Calling the opioid epidemic the deadliest such crisis in American history, U.S. Attorney General Jeff Sessions called upon social workers and law enforcement this week to “create and foster a culture that’s hostile to drug use.”

He was speaking to the annual conference of the National Alliance for Drug Endangered Children, and he highlighted some of the “tough on crime” efforts the Justice Department has made toward fighting the epidemic. For example, in May he reversed a policy put in place by the Obama administration that had limited mandatory-minimum sentences for low-level, nonviolent drug offenders.

Earlier this summer, the DOJ charged over 400 physicians and healthcare professionals with opioid-related healthcare fraud. Early in August, he announced a pilot program sending 12 federal prosecutors out to cities dealing with the worst of the opioid crisis in an effort to fight healthcare fraud and opioid-related scams.

During his speech, he also accused Hollywood, the media and public officials of sending “mixed messages and accommodating messages about the harmfulness of drugs.” He did not name any specific public officials.

“This is unacceptable,” he said. “We must not capitulate intellectually or morally to drug use. We must create and foster a culture that is hostile to drug abuse. Accommodation to a rattlesnake in your bed is a path to disaster.”

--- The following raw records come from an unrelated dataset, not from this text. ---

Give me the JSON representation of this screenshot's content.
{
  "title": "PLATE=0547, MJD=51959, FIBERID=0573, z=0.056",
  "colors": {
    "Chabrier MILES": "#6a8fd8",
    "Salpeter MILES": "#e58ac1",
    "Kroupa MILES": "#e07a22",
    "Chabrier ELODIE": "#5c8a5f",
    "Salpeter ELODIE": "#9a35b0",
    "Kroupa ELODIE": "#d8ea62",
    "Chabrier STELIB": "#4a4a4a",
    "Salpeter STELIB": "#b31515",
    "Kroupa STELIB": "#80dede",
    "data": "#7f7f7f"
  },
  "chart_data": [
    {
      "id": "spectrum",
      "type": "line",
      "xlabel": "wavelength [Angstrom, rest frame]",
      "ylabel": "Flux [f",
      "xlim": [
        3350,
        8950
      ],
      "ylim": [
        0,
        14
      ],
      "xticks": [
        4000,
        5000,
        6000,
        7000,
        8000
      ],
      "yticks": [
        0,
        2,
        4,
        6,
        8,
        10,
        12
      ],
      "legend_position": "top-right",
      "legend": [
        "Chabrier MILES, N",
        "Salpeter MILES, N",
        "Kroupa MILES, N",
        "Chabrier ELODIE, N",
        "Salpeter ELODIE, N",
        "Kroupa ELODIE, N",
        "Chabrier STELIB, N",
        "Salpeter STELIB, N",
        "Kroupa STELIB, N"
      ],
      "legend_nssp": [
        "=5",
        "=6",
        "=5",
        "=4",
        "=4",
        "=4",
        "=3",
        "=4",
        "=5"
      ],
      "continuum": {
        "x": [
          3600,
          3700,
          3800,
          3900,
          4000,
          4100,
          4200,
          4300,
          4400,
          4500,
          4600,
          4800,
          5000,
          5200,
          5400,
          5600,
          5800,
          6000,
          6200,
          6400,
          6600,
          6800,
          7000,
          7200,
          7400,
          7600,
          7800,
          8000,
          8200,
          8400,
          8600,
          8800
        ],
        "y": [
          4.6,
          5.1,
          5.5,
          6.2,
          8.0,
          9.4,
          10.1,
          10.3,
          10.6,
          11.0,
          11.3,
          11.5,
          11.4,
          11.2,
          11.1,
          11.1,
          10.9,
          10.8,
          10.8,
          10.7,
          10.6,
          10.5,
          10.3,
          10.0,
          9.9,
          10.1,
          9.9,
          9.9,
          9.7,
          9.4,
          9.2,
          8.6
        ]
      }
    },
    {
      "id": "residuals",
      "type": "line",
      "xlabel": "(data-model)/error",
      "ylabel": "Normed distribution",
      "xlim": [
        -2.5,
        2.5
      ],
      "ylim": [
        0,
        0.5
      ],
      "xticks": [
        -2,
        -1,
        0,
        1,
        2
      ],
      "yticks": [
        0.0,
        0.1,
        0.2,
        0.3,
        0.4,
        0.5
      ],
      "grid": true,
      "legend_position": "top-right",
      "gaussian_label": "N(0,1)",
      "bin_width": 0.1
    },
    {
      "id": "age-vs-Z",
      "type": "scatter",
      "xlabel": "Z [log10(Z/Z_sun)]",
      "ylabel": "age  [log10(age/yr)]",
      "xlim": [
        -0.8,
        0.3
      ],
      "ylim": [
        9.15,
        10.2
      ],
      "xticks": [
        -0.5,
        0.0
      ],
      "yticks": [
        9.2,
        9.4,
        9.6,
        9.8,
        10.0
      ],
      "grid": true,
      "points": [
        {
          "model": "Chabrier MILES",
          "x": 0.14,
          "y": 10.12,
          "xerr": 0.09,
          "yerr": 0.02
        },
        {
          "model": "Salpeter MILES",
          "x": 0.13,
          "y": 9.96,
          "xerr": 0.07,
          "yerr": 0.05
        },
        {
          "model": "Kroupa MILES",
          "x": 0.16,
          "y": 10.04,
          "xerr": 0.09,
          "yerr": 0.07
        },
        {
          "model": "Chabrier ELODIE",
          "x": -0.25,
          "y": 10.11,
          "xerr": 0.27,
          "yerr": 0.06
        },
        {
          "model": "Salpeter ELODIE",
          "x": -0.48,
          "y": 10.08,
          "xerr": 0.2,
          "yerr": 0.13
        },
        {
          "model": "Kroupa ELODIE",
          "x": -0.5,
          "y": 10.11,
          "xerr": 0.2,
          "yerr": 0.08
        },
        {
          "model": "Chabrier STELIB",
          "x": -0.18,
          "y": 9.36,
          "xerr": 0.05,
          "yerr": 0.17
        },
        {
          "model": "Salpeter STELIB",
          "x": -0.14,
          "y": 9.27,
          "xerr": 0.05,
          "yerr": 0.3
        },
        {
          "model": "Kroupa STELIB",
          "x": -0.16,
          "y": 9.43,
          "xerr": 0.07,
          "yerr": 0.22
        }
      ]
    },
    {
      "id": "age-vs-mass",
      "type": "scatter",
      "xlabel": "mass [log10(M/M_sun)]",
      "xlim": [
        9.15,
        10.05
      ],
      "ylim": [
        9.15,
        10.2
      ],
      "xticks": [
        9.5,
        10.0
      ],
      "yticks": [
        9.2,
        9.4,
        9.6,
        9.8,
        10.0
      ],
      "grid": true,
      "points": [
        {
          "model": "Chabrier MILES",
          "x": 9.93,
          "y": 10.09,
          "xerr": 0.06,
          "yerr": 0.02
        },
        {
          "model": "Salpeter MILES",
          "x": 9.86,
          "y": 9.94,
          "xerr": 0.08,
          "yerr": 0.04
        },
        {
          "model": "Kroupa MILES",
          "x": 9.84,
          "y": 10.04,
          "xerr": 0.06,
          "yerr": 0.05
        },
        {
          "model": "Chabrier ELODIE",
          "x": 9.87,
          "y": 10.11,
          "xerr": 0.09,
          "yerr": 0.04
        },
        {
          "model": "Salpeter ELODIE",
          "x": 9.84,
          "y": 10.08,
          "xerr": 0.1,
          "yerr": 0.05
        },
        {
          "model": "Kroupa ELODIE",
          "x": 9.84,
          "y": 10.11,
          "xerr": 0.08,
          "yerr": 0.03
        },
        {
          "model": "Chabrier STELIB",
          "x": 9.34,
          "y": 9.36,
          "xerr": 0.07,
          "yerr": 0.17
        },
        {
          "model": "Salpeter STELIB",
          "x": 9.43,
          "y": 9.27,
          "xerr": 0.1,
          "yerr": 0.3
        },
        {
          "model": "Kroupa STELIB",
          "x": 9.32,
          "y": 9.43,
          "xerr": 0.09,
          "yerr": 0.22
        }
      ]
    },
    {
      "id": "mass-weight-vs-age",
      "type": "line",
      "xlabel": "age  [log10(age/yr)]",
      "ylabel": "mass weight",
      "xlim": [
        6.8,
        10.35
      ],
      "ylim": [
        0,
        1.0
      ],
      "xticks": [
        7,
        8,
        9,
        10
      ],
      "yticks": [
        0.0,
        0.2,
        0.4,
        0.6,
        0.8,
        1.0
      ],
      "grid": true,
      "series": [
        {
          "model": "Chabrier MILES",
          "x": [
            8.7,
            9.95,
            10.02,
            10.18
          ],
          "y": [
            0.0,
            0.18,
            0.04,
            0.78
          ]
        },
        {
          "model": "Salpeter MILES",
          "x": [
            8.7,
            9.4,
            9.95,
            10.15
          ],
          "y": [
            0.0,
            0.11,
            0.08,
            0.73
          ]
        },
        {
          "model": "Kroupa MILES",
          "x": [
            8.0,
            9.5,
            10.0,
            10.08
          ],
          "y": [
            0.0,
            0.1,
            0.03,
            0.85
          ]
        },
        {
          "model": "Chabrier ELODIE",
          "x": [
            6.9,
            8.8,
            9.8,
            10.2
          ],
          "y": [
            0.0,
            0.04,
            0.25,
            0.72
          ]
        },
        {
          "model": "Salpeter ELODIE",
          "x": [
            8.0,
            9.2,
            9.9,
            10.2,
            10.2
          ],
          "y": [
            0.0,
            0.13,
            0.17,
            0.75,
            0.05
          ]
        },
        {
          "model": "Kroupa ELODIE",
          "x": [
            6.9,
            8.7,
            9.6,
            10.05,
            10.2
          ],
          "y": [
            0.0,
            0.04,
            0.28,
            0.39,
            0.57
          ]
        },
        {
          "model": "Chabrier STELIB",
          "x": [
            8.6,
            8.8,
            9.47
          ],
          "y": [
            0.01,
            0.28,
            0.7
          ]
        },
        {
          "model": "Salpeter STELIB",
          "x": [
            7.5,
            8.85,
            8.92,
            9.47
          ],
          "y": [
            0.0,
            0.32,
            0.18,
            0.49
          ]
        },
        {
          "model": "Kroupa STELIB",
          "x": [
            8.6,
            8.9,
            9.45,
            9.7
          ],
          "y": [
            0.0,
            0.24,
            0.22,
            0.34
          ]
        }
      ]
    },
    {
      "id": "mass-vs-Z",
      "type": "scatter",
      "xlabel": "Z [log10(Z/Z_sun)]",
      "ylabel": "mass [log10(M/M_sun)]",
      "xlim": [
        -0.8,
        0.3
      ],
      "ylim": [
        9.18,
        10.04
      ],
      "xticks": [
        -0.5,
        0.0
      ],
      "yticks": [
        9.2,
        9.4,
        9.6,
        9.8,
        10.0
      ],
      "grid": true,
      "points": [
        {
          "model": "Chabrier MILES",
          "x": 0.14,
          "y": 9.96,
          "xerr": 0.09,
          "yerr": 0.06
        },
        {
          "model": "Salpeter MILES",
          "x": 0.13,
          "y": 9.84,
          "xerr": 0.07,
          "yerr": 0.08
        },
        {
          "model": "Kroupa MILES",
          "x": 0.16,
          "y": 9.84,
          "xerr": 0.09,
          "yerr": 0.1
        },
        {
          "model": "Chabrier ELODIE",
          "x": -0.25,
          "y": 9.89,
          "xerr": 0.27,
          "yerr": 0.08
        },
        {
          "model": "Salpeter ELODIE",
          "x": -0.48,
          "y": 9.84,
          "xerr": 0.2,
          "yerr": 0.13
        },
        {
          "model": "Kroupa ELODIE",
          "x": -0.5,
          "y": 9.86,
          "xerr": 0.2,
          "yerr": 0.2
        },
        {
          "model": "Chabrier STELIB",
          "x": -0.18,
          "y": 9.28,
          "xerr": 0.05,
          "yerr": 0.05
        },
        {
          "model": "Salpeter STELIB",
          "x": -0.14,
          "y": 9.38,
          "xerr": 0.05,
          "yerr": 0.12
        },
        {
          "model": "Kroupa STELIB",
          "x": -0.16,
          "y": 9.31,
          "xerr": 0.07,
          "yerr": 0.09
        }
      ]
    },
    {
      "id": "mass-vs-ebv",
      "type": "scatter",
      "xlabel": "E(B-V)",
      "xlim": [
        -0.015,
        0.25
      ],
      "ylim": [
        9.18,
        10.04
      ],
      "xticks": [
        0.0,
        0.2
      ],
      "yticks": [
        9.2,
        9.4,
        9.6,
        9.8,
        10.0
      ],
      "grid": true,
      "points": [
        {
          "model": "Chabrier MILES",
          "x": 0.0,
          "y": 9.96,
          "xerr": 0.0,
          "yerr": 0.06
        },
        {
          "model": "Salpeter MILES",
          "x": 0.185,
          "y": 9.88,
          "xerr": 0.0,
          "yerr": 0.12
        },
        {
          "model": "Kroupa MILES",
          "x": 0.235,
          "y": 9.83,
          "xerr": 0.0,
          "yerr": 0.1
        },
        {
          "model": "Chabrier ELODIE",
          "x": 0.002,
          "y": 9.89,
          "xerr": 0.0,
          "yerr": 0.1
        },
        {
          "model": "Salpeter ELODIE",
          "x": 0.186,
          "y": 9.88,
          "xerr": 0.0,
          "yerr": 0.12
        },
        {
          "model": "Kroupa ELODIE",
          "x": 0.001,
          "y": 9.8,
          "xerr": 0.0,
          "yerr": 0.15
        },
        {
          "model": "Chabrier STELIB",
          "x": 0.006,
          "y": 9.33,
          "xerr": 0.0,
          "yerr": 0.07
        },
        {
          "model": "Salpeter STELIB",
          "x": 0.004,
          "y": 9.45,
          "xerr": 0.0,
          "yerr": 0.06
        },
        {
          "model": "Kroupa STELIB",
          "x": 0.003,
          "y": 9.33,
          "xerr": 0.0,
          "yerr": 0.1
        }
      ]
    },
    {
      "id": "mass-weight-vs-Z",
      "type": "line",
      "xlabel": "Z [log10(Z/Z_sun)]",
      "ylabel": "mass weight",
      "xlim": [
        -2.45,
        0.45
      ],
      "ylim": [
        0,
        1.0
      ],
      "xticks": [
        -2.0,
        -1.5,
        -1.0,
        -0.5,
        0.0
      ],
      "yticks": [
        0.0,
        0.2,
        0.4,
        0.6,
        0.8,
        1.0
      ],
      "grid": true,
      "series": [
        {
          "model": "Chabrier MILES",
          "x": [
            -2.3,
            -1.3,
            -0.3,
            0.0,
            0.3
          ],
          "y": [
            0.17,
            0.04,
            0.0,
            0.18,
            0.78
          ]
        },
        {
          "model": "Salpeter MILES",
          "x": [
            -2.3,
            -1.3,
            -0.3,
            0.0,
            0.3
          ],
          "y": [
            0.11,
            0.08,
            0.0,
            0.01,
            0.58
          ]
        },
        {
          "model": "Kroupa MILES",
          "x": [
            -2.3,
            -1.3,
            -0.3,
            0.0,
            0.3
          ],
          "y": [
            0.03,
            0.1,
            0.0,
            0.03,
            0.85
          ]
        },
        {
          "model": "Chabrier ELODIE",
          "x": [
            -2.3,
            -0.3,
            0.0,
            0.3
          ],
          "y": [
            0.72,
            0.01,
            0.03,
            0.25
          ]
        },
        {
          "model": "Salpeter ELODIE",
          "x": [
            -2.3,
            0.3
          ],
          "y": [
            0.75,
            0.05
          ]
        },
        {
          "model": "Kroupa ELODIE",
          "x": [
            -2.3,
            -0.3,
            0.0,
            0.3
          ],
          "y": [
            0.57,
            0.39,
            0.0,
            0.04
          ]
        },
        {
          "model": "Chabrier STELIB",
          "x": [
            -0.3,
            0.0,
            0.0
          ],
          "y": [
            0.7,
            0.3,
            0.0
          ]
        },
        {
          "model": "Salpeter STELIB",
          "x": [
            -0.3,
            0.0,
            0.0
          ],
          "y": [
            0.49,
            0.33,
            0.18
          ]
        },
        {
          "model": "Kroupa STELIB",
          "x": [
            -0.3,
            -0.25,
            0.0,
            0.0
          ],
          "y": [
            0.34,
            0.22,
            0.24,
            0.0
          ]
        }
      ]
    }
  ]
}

That rattlesnake, if Sessions meant opioids like oxycodone, fentanyl and heroin, has indeed been a deadly one. Sessions cited preliminary estimates from the Centers for Disease Control and Prevention saying that nearly 60,000 people died last year due to drug overdoses — about 60 percent of which involved opioids. That was a rise from 52,000 deaths in 2015.

Nearly a third of children who are placed in foster care in the U.S. are removed because of substance abuse by a parent, Sessions said.

The statistics are grim, but a “tough on crime” response may not be the most effective. As one protester outside the meeting reminded reporters, addiction is a medical condition. Cracking down on addicts merely ignores the underlying problem and shames people, making them less likely to seek help.

“We’ve got this revolving door of people who are addicted to drugs and alcohol and other things, and they just keep going in and out of our prison doors,” she said.